I turn my back into him and we both face Vinland, a thin strip of black appearing on the horizon. Soon there will be mountain peaks and snowcaps, the dark green of trees and the ferocious gray of cliffs and shattered beaches. He presses a kiss to my hair. To the part between two thick braids. I remember running as kids through coarse grass with our hands linked, and our ankles knocking together under the Summerling kitchen table.

Rathi wraps his arms around me and it’s so comfortable I hate it. It was always his problem—or my problem with him. He made me comfortable; he let me relax, slow down, settle, stop pushing and fighting and raging. Last year I watched him perform in a traveling Chautauqua as part of his preaching apprenticeship. He glowed onstage and his words reminded me of warm hearths and bonfires, dancing with my parents, curling at the foot of his bed with licorice to scare each other with tales of giants and dragons. He brought back everything I’d been before the Tree and handed it to me, exactly when I needed it, when I’d fled the Death Halls and my Valkyrie sisters, when I was starving for somebody to say, Signy, you’re amazing, and that’s what Rathi Summerling did.

He’d forgiven me for abandoning him when I climbed the New World Tree, forgiven me for leaving Freyr the Satisfied and our long family histories, our future together we’d childishly whispered and giggled about for years. He’d forgiven me for becoming a daughter of Odin, and I didn’t want him to.

Now he murmurs, “I thought you were dead, too, and I was all alone.”

Rag me,” I whisper.

Rathi waits, patient as his parents, patient as the earth.
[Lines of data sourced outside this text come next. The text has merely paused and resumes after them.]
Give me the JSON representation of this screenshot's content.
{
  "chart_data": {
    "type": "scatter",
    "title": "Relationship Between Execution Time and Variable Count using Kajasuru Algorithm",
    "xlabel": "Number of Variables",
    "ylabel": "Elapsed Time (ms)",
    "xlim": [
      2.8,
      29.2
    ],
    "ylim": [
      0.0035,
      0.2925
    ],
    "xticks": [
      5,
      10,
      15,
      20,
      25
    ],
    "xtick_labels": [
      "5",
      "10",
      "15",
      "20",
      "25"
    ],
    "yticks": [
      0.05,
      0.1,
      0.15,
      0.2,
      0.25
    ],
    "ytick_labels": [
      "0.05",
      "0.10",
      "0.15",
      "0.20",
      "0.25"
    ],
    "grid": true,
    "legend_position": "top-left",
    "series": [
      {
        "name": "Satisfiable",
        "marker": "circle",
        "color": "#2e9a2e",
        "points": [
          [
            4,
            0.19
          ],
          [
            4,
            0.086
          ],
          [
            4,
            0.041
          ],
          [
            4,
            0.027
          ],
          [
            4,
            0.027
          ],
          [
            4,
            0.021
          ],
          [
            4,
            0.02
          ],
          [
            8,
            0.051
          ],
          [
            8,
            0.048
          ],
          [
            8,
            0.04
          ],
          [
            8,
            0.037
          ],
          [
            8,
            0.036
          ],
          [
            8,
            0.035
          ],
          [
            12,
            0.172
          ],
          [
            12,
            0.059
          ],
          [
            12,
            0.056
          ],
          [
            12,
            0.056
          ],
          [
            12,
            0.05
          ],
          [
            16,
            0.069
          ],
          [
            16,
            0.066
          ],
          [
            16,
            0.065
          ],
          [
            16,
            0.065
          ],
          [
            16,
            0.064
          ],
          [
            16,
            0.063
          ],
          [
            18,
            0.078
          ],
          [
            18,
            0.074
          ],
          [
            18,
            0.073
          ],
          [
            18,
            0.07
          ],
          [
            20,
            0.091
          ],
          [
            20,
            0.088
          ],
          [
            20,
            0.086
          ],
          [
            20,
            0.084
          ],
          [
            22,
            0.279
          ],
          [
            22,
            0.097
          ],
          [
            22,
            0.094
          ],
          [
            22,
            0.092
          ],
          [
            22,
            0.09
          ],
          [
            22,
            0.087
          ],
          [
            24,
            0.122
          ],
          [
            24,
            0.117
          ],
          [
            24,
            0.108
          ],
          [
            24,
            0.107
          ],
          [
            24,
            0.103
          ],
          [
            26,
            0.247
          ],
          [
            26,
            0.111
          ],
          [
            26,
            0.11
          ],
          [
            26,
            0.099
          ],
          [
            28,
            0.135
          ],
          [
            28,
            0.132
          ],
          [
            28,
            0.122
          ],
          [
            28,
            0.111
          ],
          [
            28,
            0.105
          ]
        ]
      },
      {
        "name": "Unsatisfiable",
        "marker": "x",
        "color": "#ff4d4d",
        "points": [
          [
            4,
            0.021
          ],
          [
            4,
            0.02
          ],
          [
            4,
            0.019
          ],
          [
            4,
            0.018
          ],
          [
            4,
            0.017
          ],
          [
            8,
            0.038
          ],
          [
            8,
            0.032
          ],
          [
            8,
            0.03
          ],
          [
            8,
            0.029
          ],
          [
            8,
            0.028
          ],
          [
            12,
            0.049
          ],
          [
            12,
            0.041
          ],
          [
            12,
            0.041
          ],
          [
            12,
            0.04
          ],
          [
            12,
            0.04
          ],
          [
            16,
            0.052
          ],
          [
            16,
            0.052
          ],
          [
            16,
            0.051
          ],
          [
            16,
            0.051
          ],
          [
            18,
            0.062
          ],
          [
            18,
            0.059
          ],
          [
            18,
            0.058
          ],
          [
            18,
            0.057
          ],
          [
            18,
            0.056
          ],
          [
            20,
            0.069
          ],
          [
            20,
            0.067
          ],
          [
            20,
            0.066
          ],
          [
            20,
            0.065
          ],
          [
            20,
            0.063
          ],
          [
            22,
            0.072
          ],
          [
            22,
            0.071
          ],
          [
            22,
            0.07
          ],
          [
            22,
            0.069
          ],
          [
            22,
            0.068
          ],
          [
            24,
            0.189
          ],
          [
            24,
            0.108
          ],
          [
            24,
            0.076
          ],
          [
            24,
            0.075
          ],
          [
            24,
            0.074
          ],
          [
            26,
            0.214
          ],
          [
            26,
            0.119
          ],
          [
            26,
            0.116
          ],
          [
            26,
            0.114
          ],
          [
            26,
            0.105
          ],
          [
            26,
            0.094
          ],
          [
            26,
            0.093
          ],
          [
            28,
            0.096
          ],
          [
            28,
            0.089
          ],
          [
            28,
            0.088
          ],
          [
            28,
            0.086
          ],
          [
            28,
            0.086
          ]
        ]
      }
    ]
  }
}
He’s always like a gift when I need it the most.

Sucking breath through my teeth, I take his cold hand and lead him to the top deck of the ferry, where the wind is harshest and I can’t hide anything. I sit him down on one of the rows of metal benches with flaking blue paint. “You’re not alone, Rathi. You won’t ever be as long as I am alive.” My voice is rough and unforgiving even as the skin around his lips pales, even as his hand digs into mine. “And I’m not alone, either.”

“Tell me,” he whispers, eyes unfocused. “Tell me what happened. Please.”

I do.

It’s a poem, but a dark one, a quiet one. This story I spin for the only living Summerling about how his parents died, about how all of them died, resembles the truth not at all. I wonder if Unferth would forgive me for lying.